0003 - Readers / Writers Multithreading

Context

Not all GeoTrellis readers and writers implemented using MR jobs (Accumulo RDDReader, Hadoop RDDReaders), but using socket reads as well. This (socket) this approach allows to define paralelizm level depending on system configuration, like CPU, RAM, FS. In case of RDDReaders, that would be threads amount per rdd partition, in case of CollectionReaders, that would be threads amount per whole collection.

All numbers are more impericall rather than have strong theory approvals. Test cluster works in a local network to exclude possible network issues. Reads tested on ~900 objects per read request of landsat tiles (test project).

Test cluster

  • Apache Spark 1.6.2
  • Apache Hadoop 2.7.2
  • Apache Accumulo 1.7.1
  • Cassandra 3.7

Decision

Was benchmarked functions calls performace depending on RAM / and CPU cores availble.

File Backend

FileCollectionReader optimal (or reasonable in most cases) pool size equal to cores number. As well there could be FS restrictions, that depends on a certain FS settings.

  • collection.reader: number of CPU cores available to the virtual machine
  • rdd.reader / writer: number of CPU cores available to the virtual machine

Hadoop Backend

In case of Hadoop we can use up to 16 threads without reall significant memory usage increment, as HadoopCollectionReader keeps in cache up to 16 MapFile.Readers by default (by design). However using more than 16 threads would not improve performance signifiicantly.

  • collection.reader: number of CPU cores available to the virtual machine

S3 Backend

S3 threads number is limited only by the backpressure, and that’s an impericall number to have max performance and not to have lots of useless failed requests.

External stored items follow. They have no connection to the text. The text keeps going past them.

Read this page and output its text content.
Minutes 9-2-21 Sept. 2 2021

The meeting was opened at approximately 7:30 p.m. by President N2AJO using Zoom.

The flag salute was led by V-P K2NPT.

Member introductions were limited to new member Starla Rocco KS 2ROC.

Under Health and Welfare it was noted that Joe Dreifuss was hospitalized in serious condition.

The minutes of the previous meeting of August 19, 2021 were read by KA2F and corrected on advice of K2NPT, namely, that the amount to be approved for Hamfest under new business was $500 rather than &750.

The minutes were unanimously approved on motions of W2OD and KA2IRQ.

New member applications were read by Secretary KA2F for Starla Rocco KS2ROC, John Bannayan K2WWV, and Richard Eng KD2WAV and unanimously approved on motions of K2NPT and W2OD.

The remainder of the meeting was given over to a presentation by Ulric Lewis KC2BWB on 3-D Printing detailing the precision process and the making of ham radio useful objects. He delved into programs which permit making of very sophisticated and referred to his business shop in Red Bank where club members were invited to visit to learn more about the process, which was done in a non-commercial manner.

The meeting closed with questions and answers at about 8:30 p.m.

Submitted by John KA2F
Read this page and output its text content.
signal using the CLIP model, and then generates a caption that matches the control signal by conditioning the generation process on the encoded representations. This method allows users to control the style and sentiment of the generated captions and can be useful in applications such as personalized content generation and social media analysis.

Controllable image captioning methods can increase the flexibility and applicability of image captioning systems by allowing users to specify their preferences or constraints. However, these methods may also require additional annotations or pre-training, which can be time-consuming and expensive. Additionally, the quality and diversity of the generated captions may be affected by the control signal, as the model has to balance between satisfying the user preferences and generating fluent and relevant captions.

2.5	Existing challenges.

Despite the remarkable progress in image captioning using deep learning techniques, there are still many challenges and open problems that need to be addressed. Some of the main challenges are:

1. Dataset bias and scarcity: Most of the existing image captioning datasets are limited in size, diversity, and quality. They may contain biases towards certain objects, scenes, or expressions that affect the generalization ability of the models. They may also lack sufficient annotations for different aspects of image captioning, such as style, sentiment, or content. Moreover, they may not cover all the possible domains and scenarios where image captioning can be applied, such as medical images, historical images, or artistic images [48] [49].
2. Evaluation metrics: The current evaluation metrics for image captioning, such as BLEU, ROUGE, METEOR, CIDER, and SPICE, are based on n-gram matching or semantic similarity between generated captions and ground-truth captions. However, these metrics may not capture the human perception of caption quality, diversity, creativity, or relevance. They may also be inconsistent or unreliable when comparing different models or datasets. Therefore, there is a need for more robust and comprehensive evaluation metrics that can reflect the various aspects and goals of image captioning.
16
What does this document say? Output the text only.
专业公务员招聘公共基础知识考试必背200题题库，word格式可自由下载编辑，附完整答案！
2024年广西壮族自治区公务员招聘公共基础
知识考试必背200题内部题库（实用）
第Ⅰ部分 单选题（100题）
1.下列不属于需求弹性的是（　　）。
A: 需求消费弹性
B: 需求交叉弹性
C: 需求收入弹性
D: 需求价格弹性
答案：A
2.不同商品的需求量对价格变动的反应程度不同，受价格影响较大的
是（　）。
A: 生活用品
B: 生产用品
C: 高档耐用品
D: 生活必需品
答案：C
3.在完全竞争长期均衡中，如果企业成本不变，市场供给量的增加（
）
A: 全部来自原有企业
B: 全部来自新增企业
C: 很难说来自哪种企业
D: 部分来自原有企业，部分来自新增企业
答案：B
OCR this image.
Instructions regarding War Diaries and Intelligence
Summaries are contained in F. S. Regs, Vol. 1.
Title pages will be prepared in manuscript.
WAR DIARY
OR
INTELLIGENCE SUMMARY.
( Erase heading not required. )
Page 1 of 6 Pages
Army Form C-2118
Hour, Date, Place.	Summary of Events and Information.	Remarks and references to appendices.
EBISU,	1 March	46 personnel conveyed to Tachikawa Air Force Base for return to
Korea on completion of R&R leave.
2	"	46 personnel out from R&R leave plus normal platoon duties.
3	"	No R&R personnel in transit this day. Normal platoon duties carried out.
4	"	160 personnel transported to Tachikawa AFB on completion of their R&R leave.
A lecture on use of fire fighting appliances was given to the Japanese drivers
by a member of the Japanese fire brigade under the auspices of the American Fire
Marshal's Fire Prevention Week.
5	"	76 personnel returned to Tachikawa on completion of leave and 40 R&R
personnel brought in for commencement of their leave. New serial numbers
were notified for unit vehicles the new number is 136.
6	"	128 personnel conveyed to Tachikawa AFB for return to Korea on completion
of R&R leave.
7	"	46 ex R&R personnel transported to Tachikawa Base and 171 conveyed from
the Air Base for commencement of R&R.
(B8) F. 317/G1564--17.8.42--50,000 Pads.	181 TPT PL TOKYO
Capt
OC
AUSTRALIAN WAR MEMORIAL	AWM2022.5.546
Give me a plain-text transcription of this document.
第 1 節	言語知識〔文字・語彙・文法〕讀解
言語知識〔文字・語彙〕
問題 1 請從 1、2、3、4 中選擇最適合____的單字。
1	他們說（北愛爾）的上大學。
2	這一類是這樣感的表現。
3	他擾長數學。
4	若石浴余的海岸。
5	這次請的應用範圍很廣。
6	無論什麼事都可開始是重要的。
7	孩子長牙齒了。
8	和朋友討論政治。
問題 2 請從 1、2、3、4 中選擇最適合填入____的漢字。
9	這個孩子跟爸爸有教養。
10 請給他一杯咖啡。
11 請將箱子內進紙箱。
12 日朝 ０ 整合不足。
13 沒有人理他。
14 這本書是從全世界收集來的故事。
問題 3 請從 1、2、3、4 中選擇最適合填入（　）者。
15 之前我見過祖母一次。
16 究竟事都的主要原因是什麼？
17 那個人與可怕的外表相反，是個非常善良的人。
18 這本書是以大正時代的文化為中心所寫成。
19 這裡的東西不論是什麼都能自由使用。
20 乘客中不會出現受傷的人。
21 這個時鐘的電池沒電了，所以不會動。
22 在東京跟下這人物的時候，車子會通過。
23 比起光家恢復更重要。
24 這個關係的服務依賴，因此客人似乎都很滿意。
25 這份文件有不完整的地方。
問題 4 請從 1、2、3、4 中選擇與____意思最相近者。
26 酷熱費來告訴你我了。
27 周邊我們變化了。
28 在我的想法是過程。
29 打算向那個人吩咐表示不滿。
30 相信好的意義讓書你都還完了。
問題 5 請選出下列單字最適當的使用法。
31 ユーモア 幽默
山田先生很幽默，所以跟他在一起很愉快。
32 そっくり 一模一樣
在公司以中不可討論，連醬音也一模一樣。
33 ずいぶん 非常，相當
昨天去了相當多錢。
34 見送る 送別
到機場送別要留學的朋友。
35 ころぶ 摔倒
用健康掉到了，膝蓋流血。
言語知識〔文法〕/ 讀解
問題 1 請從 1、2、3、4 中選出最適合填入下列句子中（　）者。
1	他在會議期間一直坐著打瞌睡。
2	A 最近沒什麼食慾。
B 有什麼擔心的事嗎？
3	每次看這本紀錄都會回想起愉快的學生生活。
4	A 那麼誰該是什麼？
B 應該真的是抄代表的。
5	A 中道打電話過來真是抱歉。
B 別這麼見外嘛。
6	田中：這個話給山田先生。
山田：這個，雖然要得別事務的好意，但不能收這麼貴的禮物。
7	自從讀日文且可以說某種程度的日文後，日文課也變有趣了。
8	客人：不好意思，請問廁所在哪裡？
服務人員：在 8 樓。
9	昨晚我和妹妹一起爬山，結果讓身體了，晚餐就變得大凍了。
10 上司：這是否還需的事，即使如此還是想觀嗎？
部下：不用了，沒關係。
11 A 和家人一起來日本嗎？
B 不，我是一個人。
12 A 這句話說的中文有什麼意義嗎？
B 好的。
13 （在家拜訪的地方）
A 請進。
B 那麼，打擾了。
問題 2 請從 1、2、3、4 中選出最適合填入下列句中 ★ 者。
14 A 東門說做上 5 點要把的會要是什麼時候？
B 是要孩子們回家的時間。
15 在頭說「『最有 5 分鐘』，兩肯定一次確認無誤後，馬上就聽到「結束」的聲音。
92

  • collection.reader: number of CPU cores available to the virtual machine, <= 8
  • rdd.reader / writer: number of CPU cores available to the virtual machine, <= 8

Accumulo Backend

Numbers in the table provided are average for warmup calls. Same results valid for all backends supported, and the main really performance valueable configuration property is avaible CPU cores, results table:

4 CPU cores result (m3.xlarge):

Threads Reads time (ms) Comment
4 ~15,541
8 ~18,541 ~500mb+ of ram usage to previous
32 ~20,120 ~500mb+ of ram usage to previous

8 CPU cores result (m3.2xlarge):

Threads Reads time (ms) Comment
4 ~12,532
8 ~9,541 ~500mb+ of ram usage to previous
32 ~10,610 ~500mb+ of ram usage to previous
  • collection.reader: number of CPU cores available to the virtual machine

Cassandra Backend

4 CPU cores result (m3.xlarge):

Threads Reads time (ms) Comment
4 ~7,622
8 ~9,511 Higher load on a driver node + (+ ~500mb of ram usage to previous)
32 ~13,261 Higher load on a driver node + (+ ~500mb of ram usage to previous)

8 CPU cores result (m3.2xlarge):

Threads Reads time (ms) Comment
4 ~8,100
8 ~4,541 Higher load on a driver node + (+ ~500mb of ram usage to previous)
32 ~7,610 Higher load on a driver node + (+ ~500mb of ram usage to previous)
  • collection.reader: number of CPU cores available to the virtual machine
  • rdd.reader / writer: number of CPU cores available to the virtual machine

Conclusion

For all backends performance result are pretty similar to Accumulo and Cassandra backend numbers. In order not to duplicate data these numbers were omitted. Thread pool size mostly depend on CPU cores availble, less on RAM. In order not to loose performane should not be used threads more than CPU cores availble for java machine, otherwise that can lead to significant performance loss.